First-Stage Diagnostics¶
results = model.fit(cov_type="clustered")
# First-stage F-statistic (instrument strength)
print(f"First-stage F: {results.first_stage_f:.2f}")
# Partial R-squared of excluded instruments
print(f"Partial R²: {results.partial_r_squared:.4f}")
| Diagnostic | Threshold | Interpretation |
|---|---|---|
| First-stage F | > 10 | Instruments are sufficiently strong |
| Partial R-squared | > 0.10 | Instruments explain meaningful variation |
Overidentification Test¶
When you have more instruments than endogenous variables, test whether all instruments are valid:
# Sargan/Hansen J test (if overidentified)
if results.overid_test is not None:
print(f"Sargan test: p = {results.overid_test.pvalue:.4f}")
# p > 0.05: instruments are valid (do not reject)
Standard Error Options¶
Panel IV supports the same cov_type options as static models:
results = model.fit(cov_type="clustered") # Recommended
results = model.fit(cov_type="robust") # HC robust
results = model.fit(cov_type="driscoll_kraay") # Cross-sectional dependence
When to Use IV vs. GMM¶
| Feature | Panel IV (2SLS) | GMM (Arellano-Bond) |
|---|---|---|
| Endogenous variables | External instruments available | Uses internal (lagged) instruments |
| Dynamic model | No lagged dependent variable | Designed for lagged \(y\) |
| Instrument source | Researcher-specified | Automatically generated from lags |
| When to use | Known external instruments | Dynamic panels, no external instruments |
Rule of thumb
Use Panel IV when you have strong external instruments. Use GMM when the endogeneity comes from including a lagged dependent variable and you lack external instruments.
Detailed Guides¶
- Panel 2SLS -- Two-Stage Least Squares estimation (detailed guide coming soon)

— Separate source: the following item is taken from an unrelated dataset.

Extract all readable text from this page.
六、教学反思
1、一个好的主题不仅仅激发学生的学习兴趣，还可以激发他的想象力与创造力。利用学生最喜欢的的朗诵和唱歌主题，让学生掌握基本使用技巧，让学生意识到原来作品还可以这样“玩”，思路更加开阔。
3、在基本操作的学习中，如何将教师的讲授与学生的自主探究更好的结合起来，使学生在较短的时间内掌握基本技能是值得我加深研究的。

- Instrument Selection -- Choosing and testing instruments (detailed guide coming soon)
Tutorials¶
See Static Models Tutorial for IV examples alongside OLS, FE, and RE models.
API Reference¶
See IV API for complete technical reference.
References¶
- Angrist, J. D., & Pischke, J.-S. (2009). Mostly Harmless Econometrics. Princeton University Press.
- Stock, J. H., & Yogo, M. (2005). Testing for weak instruments in linear IV regression. In D. W. K. Andrews & J. H. Stock (Eds.), Identification and Inference for Econometric Models (pp. 80-108). Cambridge University Press.
- Wooldridge, J. M. (2010). Econometric Analysis of Cross Section and Panel Data (2nd ed.). MIT Press.